The federal sequester and recent Supreme Court decision in Gabelli et al. v. Securities and Exchange Commission, 568 U.S. ____ (2013), will not substantially slow down regulators’ enforcement efforts, according to senior enforcement officials and other top regulators who spoke at the Annual Seminar of SIFMA’s Compliance & Legal Society this week. While conceding that those recent events might impose some limitations on their work, the officials presented an impressive array of enforcement priorities for the year, and provided strong suggestions to the industry and securities bar attendees about how to make investigations easier on both the enforcers and “enforcees.”

What is compromised by the sequester at the SEC, according to George Canellos, Acting Director of the SEC’s Division of Enforcement, is the ability to hire examination staff and to continue the SEC’s efforts to upgrade technology. According to Enforcement Division Director David Meister, the CFTC is substantially underfunded, with the Enforcement Division smaller than when Meister became its Director three years ago. The limited resources are particularly troubling, he said, when the agency has been charged with dramatically enhanced jurisdiction under Dodd-Frank. Meister then explained that Chairman Gary Gensler’s recent remarks about “shelving Enforcement investigations” means just that—putting them on the shelf, but not closing them.

The panelists discussed the effect of Gabelli, in which the Supreme Court asserted that the SEC’s five-year statute of limitations does not allow for a “discovery” rule, that is, does not begin to run when the SEC actually discovered the violations. Canellos indicated that the decision will not materially affect existing cases. Meister said he did not think that defense counsel will be any less willing to sign tolling agreements in investigations that are butting up against the five-year statute, since that would only drive the agencies to make their decisions on enforcement action more quickly. In fact, according to the panel, the requests from SEC Enforcement staffs for tolling agreements have increased dramatically since the decision, but the subjects of the investigation are tending to insist on shorter extensions than those in the past.
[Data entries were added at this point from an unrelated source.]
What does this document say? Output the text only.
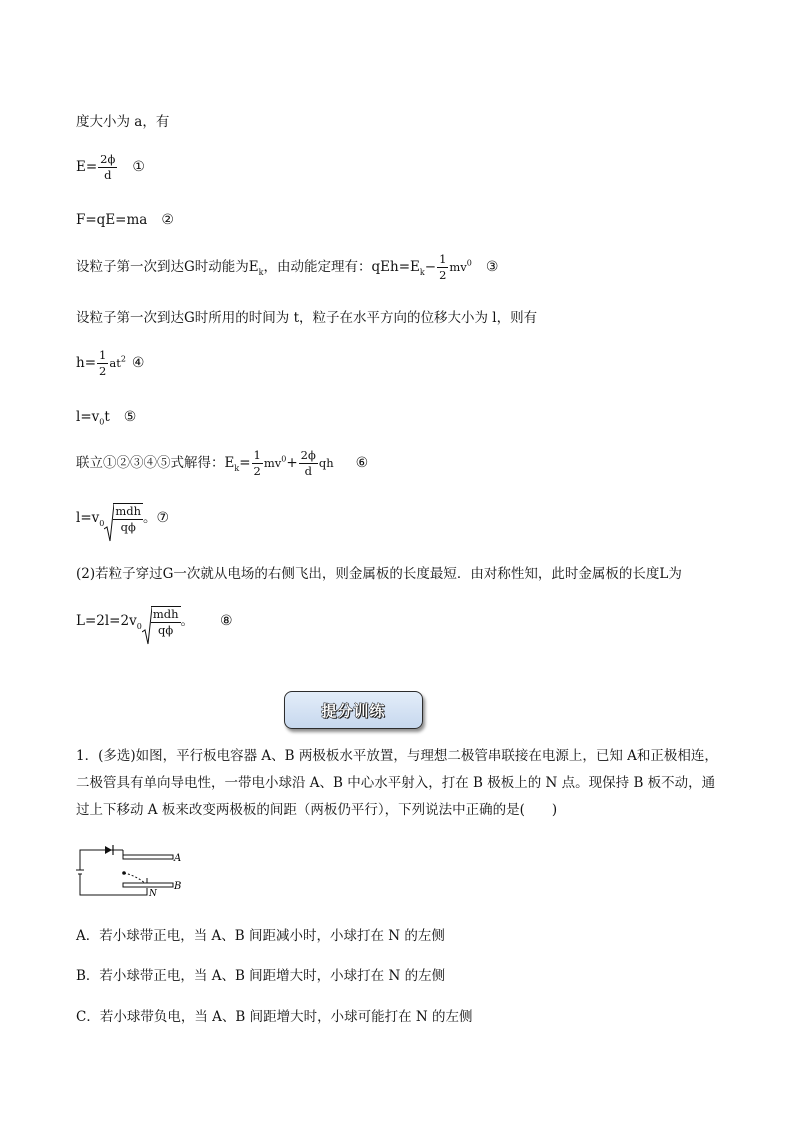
度大小为 a，有
$E= \frac{2\phi}{d}$ ①
F=qE=ma ②
设粒子第一次到达G时动能为$E_k$，由动能定理有：$qEh=E_k- \frac{1}{2} mv^0$ ③
设粒子第一次到达G时所用的时间为 t，粒子在水平方向的位移大小为 l，则有
$h= \frac{1}{2} at^2$ ④
$l=v_0t$ ⑤
联立①②③④⑤式解得：$E_k= \frac{1}{2} mv^0+ \frac{2\phi}{d}$ qh ⑥
$l=v_0 \frac{\text{mdh}}{q\phi}$ 。⑦
(2)若粒子穿过G一次就从电场的右侧飞出，则金属板的长度最短．由对称性知，此时金属板的长度L为
$L=2l=2v_0 \frac{\text{mdh}}{q\phi}$ 。 ⑧
提分训练
1．(多选)如图，平行板电容器 A、B 两极板水平放置，与理想二极管串联接在电源上，已知 A和正极相连，二极管具有单向导电性，一带电小球沿 A、B 中心水平射入，打在 B 极板上的 N 点。现保持 B 板不动，通过上下移动 A 板来改变两极板的间距（两板仍平行），下列说法中正确的是(　　)
A
B
N
A．若小球带正电，当 A、B 间距减小时，小球打在 N 的左侧
B．若小球带正电，当 A、B 间距增大时，小球打在 N 的左侧
C．若小球带负电，当 A、B 间距增大时，小球可能打在 N 的左侧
Other enforcement trends and priorities were discussed:

  • Insider Trading. Canellos indicated that the industry should expect more cases, with a focus on non-traditional players such as hedge funds, and non-traditional trading mechanisms such as sophisticated options strategies. He observed that more of the violative trading seems to be focused on unexpected earnings announcements, rather than merger and acquisition activity. He pointed out that the recent record-setting CR Intrinsic settlement did not name the individuals who made the trading decisions, but also named as relief defendants the hedge fund management company and the hedge funds that benefitted from the illegal trading.
  • Structured Products. FINRA Chief of Enforcement Brad Bennett stated that FINRA’s cases alleging problems with retail sales of structured products are relatively straightforward; they typically involve products sold by brokers who don’t understand them, to customers who didn’t understand them. He focused on recommended holding periods for certain products that do not make sense, such as a recommendation for customers to trade out of products even before the first coupon payment is due. (During his remarks the next day, FINRA head Rick Ketchum reiterated his belief that, even if a fiduciary standard is not currently applicable to broker-dealers, a broker should be able to write down in one sentence why a particular product is better for the customer than alternate investments.) Bennett also cautioned the industry about products that are not proprietary to their firms, but brought in by brokers who sold them successfully elsewhere, describing it as “an infiltration of your platform.” The SEC, Canellos said, is focusing less on individual sales of CDOs or RMBSs, and more on entire offerings that failed during the credit crisis.
  • Non-traditional Powers. Meister discussed the provision under Dodd-Frank that gives the CFTC so-called “civil perjury” jurisdiction, that is, the power to bring an action against someone who made a false statement to the Commission in an investigation. He also disclosed that the agency currently has a pending case under that provision. Discussing trends in injunctive relief, Canellos stated his view that a narrowly tailored injunction forbidding someone, say, from committing a non-scienter-based violation actually creates greater risks for a defendant than a scienter-based injunction, since it is easier for the SEC to prove a violation that does not require a showing of scienter and is therefore easier to prove a violation of the injunction. Bennett stated that FINRA is getting more comfortable with the use of its temporary cease-and-desist-order authority, and the industry can anticipate more such emergency actions.

Finally, each of the Enforcement chiefs offered observations and practice tips to the attendees:

  • In FINRA insider-trading investigations, which include requests for information made by FIRNA’s Office of Fraud Detection and Market Intelligence, Bennett admonished the industry not to stand on the SRO’s lack of jurisdiction over the investment-advisory side of the business, but to provide information even if on a voluntary basis. He also encouraged member firms to escalate examination and investigative issues within FINRA, stating that they want to hear these concerns and get the process right.  
  • Canellos encouraged the subjects of SEC investigations to present the facts to the staff early on in an investigation if they have a good story to tell, in order to save the staff from conducting an extensive and unnecessary investigation.  
  • Meister urged counsel to be candid with the CFTC staff and not to oversell their positions.